De solides fondations pour soutenir les piles

     Afin de soutenir les sept piles du viaduc, les ingénieurs ont opté pour la technique des puits marocains. Sous chaque semelle sont creusés des puits (4 par semelle ), larges d’environ 1 m, et profonds de 20 m environ. Sur le site du viaduc, le matériau remplissant les piles dépend du type de terrain ( en terrain meuble, un blindage lourd est utilisé, tandis qu’en terrain rocheux c’est un blindage léger, ceux-ci dépendant du type de béton ).

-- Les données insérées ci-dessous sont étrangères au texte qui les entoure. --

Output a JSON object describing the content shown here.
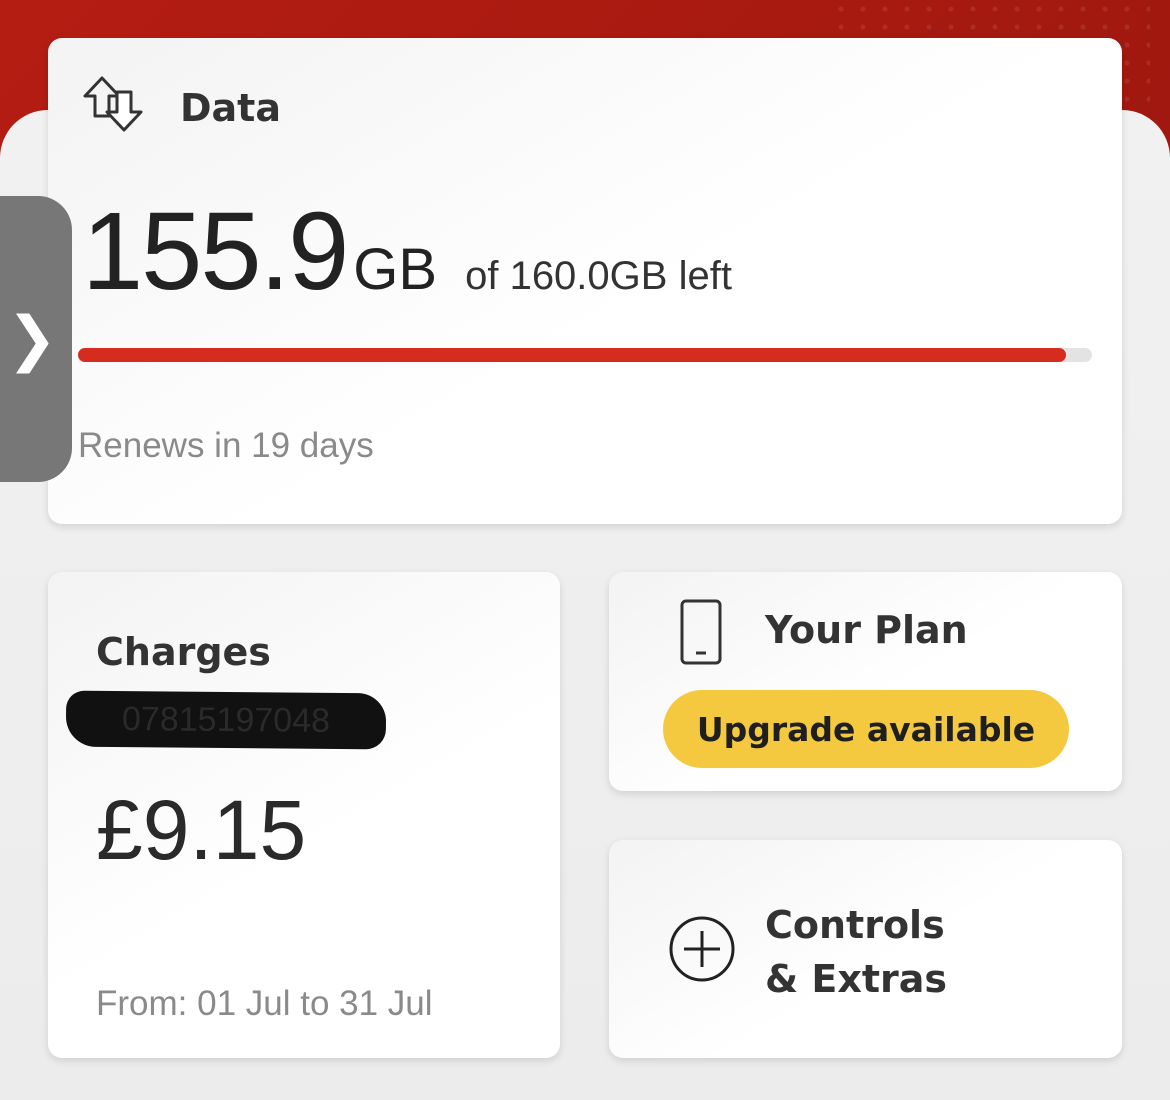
{
  "data_card": {
    "title": "Data",
    "icon": "data-transfer-icon",
    "amount": "155.9",
    "unit": "GB",
    "allowance_text": "of 160.0GB left",
    "remaining_fraction": 0.974,
    "renews_text": "Renews in 19 days"
  },
  "side_tab": {
    "icon": "chevron-right-icon",
    "glyph": "❯"
  },
  "charges_card": {
    "title": "Charges",
    "redacted_number": "07815197048",
    "amount": "£9.15",
    "period": "From: 01 Jul to 31 Jul"
  },
  "plan_card": {
    "title": "Your Plan",
    "icon": "phone-icon",
    "upgrade_label": "Upgrade available"
  },
  "extras_card": {
    "icon": "plus-circle-icon",
    "title_line1": "Controls",
    "title_line2": "& Extras"
  },
  "colors": {
    "brand_red": "#d62b1f",
    "header_red": "#b41d12",
    "upgrade_yellow": "#f4c940"
  }
}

     Les puits marocains soutiennent une semelle, dont l’épaisseur varie entre 3 m et 5 m. Celle-ci est réalisée de façon «  traditionnelle » à l’aide d’un coffrage sur toute la hauteur qui est maintenu en pied à l’aide de tiges d’ancrage. Les semelles représentent des coulées de bétonnage variant de 900 à 2100 m3. Ensuite on lève la pile du viaduc sur la semelle ainsi construite.

L’élévation des piles

     Chacune de ces aiguilles de béton est un véritable chantier à l’intérieur du chantier du viaduc. C’est un avantage : toutes les piles « montent » en même temps, ce qui offre un gain de temps considérable. Ainsi une trentaine de personnes travaillaient en permanence sur chacune d’elles. Et la hauteur de ces piles est telle qu’il n’est pas question d’utiliser un échafaudage. Les ouvriers accèdent au somment grâce à un ascenseur dont les rails s’élèvent au fur et à mesure de la construction.

     Une technique très spécifique et révolutionnaire a été utilisée pour bétonner les piles: le coffrage auto-grimpant, qui permet au piles de gagner 8 mètres environ par semaine.

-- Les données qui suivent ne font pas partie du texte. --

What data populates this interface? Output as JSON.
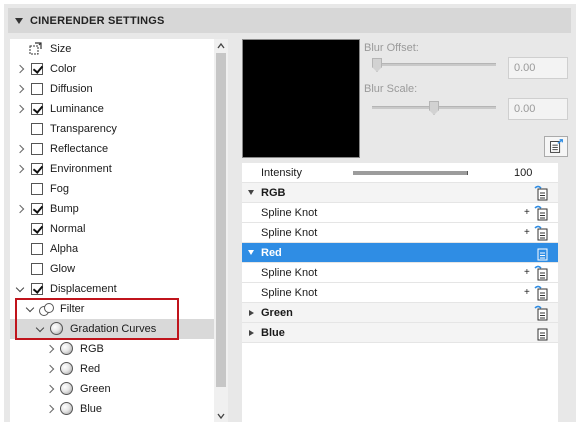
{
  "header": {
    "title": "CINERENDER SETTINGS"
  },
  "tree": {
    "items": [
      {
        "label": "Size",
        "checkbox": null,
        "expandable": false,
        "icon": "size-icon"
      },
      {
        "label": "Color",
        "checkbox": true,
        "expandable": true
      },
      {
        "label": "Diffusion",
        "checkbox": false,
        "expandable": true
      },
      {
        "label": "Luminance",
        "checkbox": true,
        "expandable": true
      },
      {
        "label": "Transparency",
        "checkbox": false,
        "expandable": false
      },
      {
        "label": "Reflectance",
        "checkbox": false,
        "expandable": true
      },
      {
        "label": "Environment",
        "checkbox": true,
        "expandable": true
      },
      {
        "label": "Fog",
        "checkbox": false,
        "expandable": false
      },
      {
        "label": "Bump",
        "checkbox": true,
        "expandable": true
      },
      {
        "label": "Normal",
        "checkbox": true,
        "expandable": false
      },
      {
        "label": "Alpha",
        "checkbox": false,
        "expandable": false
      },
      {
        "label": "Glow",
        "checkbox": false,
        "expandable": false
      },
      {
        "label": "Displacement",
        "checkbox": true,
        "expandable": true,
        "expanded": true
      },
      {
        "label": "Filter",
        "icon": "filter-icon",
        "expanded": true
      },
      {
        "label": "Gradation Curves",
        "icon": "sphere-icon",
        "expanded": true,
        "selected": true
      },
      {
        "label": "RGB",
        "icon": "sphere-icon"
      },
      {
        "label": "Red",
        "icon": "sphere-icon"
      },
      {
        "label": "Green",
        "icon": "sphere-icon"
      },
      {
        "label": "Blue",
        "icon": "sphere-icon"
      }
    ]
  },
  "params": {
    "blur_offset_label": "Blur Offset:",
    "blur_offset_value": "0.00",
    "blur_offset_level": 0.0,
    "blur_scale_label": "Blur Scale:",
    "blur_scale_value": "0.00",
    "blur_scale_level": 0.5
  },
  "list": {
    "intensity_label": "Intensity",
    "intensity_value": "100",
    "rows": [
      {
        "type": "group",
        "label": "RGB",
        "expanded": true
      },
      {
        "type": "item",
        "label": "Spline Knot"
      },
      {
        "type": "item",
        "label": "Spline Knot"
      },
      {
        "type": "group",
        "label": "Red",
        "expanded": true,
        "active": true
      },
      {
        "type": "item",
        "label": "Spline Knot"
      },
      {
        "type": "item",
        "label": "Spline Knot"
      },
      {
        "type": "group",
        "label": "Green",
        "expanded": false
      },
      {
        "type": "group",
        "label": "Blue",
        "expanded": false
      }
    ],
    "plus_symbol": "+"
  },
  "colors": {
    "accent": "#2f8de4",
    "highlight_box": "#c0141c",
    "preview_bg": "#000000"
  }
}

 Les acrobates des travaux publics

      Les sept grues présentes sur le chantier ( grues à tour Potain K/50C ) ont elles-aussi un rôle primordial dans la « montée » des piles. En effet les grues soutiennent le réservoir à béton liquide qui sert à couler la paroi, mais elles ont aussi pour mission de positionner les coffrages internes. L’édification de la plus haute pile du chantier nécessite la construction d’une grue record. S’élevant avec la pile par ajouts successifs d’éléments, elle atteindra, au final, 270 m ! Au niveau humain, les conditions de vie du grutier sur le chantier sont sans conteste les plus difficiles. Il a une vie d’ermite, monté le matin vers 6 heures, il ne redescendra le soir qu’à 19 heures. Mais il dispose au sommet de son perchoir de tout le confort moderne, une salle de pause avec coin cuisine, cabinet…

Quel fut le rôle des palées provisoires ?

Les palées provisoires soutenaient le tablier entre chaque poussée lors de sa mise en place, c’était des appuis supplémentaires. Ces palées étaient au nombre de 7 ( en effet il n’y en avait pas au-dessus du Tarn ) et étaient placées à mi-distance entre deux piles. Ces palées rouges étaient en acier, et ont poussé « comme des champignons », grâce à un système hydraulique télescopique, à raison de 12 mètres par 24 h soit 50 cm par heure. Elles furent démontées une fois le tablier installé et les haubans définitivement mis sous tension.

 

Les matériaux utilisés lors de la construction

Le principal type de béton utilisé est le béton B60, novateur et obéissant à des critères de qualité exceptionnels. La quantité totale de béton coulé pour l’ouvrage est de 85 000 m3. Pour fournir les quelques 70 000 tonnes de sable et 80 000 tonnes de gravillons nécessaires, une carrière de 70 mètres de profondeur sur 22 hectares a été ouverte à la causse rouge. D’énormes quantités d’aciers ont également été utilisées sur le chantier.